The opposition between empiricism and science rests therefore upon this: that the former regards its object in being—as something already prepared and accomplished; science, on the other hand, views its object in becoming, and as something that has yet to be accomplished. As science cannot set out from anything that is a product—that is, a thing—it must set out from the unconditioned; the first inquiry of speculative physics is that which relates to the unconditioned in natural science.
2.
As this inquiry is, in the Outlines, deduced from the highest principles, the following may be regarded as merely an illustration of those inquiries:
Inasmuch as everything of which we can say that it is, is of a conditioned nature, it is only being itself that can be the unconditioned. But seeing that individual being, as a conditioned, can be thought only as a particular limitation of the productive activity (the sole and last substrate of all reality) being itself is thought as the same productive activity in its unlimitedness.

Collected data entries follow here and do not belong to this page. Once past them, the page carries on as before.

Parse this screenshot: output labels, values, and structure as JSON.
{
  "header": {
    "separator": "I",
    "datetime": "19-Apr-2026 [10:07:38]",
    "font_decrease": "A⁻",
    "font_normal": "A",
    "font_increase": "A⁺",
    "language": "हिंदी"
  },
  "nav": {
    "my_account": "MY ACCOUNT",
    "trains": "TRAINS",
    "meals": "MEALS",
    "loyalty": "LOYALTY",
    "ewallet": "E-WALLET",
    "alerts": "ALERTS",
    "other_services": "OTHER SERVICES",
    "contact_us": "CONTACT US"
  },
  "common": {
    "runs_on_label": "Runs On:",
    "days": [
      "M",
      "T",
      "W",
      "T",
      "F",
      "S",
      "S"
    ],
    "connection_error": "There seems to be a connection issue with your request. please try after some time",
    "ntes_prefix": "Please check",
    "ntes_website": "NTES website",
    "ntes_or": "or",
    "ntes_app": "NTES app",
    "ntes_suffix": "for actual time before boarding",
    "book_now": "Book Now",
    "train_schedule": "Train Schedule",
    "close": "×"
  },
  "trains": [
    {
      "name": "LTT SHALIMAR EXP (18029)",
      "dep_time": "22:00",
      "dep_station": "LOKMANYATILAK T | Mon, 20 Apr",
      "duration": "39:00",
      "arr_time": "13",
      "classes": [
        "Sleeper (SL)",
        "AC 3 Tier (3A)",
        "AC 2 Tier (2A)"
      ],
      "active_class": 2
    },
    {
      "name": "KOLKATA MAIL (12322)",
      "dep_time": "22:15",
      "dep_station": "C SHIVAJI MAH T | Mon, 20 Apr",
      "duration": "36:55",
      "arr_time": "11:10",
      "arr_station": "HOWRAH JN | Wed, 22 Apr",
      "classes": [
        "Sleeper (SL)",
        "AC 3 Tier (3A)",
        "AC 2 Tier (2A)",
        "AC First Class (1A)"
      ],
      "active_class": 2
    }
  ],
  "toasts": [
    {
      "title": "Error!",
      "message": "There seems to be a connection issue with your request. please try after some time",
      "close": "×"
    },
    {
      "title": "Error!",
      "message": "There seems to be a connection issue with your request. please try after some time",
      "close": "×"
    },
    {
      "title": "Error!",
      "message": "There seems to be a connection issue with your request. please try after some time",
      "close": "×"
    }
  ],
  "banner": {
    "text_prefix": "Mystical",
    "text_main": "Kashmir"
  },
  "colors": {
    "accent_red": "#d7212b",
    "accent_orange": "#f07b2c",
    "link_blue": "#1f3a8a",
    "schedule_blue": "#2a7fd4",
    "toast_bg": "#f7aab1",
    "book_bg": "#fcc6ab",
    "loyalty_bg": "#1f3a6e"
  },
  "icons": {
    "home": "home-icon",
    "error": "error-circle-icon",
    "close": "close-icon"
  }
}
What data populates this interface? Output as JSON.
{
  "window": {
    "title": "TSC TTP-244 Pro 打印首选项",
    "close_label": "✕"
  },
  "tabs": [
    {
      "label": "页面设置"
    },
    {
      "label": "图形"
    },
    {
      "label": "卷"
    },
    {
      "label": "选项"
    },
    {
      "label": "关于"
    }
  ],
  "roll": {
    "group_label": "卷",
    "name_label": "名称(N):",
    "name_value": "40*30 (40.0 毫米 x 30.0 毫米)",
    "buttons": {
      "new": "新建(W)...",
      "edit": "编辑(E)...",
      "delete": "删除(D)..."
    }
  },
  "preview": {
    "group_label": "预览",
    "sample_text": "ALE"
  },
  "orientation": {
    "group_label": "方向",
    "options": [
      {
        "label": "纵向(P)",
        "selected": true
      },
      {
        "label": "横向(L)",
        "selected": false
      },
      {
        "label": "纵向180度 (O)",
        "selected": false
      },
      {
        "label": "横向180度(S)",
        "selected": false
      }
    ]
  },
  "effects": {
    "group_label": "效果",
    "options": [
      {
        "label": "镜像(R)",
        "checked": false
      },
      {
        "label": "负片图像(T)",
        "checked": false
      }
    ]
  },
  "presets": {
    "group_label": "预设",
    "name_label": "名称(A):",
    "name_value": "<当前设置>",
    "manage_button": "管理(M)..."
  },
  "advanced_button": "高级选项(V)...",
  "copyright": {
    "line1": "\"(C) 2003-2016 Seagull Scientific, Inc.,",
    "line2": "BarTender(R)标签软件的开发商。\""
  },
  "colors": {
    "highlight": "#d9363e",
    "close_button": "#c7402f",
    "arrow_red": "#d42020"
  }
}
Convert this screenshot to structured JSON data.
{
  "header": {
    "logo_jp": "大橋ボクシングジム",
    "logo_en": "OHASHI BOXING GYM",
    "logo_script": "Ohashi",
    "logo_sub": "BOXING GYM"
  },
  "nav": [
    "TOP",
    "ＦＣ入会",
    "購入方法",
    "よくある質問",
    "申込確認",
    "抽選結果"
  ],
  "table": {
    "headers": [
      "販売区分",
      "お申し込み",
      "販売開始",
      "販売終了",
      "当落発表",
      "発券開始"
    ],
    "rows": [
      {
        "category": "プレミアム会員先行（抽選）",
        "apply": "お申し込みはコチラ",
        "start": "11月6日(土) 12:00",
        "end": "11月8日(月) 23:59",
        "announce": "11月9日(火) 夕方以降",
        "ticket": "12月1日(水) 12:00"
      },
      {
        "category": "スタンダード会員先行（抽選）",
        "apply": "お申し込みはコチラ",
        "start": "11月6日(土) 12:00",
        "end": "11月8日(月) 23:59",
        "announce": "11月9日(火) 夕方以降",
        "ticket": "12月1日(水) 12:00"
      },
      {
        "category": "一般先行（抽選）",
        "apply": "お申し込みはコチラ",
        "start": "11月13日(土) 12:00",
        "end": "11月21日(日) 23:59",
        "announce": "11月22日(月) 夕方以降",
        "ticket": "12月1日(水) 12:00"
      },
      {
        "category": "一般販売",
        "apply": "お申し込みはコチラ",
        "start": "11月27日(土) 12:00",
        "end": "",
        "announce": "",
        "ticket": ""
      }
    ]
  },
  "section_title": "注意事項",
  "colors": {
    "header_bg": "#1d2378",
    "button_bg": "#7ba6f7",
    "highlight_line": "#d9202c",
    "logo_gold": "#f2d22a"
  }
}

For the philosophy of nature, therefore, nature is originally only productivity, and from this as its principle science must set out.
So long as we know the totality of objects only as the sum of being, this totality is a mere world—that is, a mere product for us. It would certainly be impossible in the science of Nature to rise to a higher idea than that of being, if all permanence (which is thought in the idea of being) were not deceptive, and really a continuous and uniform reproduction.
In so far as we regard the totality of objects not merely as a product, but at the same time necessarily as productive, it rises into Nature for us, and this identity of the product and the productivity, and this alone is implied, even in the ordinary use of language by the idea of Nature.
Nature as a mere product (natura naturata) we call Nature as object (with this alone all empiricism deals). Nature as productivity (natura naturans) we call Nature as subject (with this alone all theory deals).
As the object is never unconditioned, something absolutely non-objective must be put into Nature; this absolutely non-objective is nothing else but that original productivity of Nature. In the ordinary view it vanishes in the product: conversely in the philosophic view the product vanishes in the productivity.
Such identity of the product and the productivity in the original conception of Nature is expressed by the ordinary views of Nature as a whole, which is at once the cause and the effect of itself, and is in its duplicity (which goes through all phenomena) again identical. Furthermore, with this idea the identity of the Real and the Ideal agrees—an identity which is thought in the idea of every product of Nature, and in view of which alone the nature of art can be placed in opposition thereto. For whereas in art the idea precedes the act—the execution—in Nature idea and act are rather contemporary and one; the idea passes immediately over into the product, and cannot be separated from it.
This identity is cancelled by the empirical view, which sees in Nature only the effect (although on account of the continual wandering of empiricism into the field of science, we have, even in purely empirical physics, maxims which presuppose an idea of Nature as subject—as, for example, Nature chooses the shortest way; Nature is sparing in causes and lavish in effects); it is also cancelled by speculation, which looks only at cause in Nature.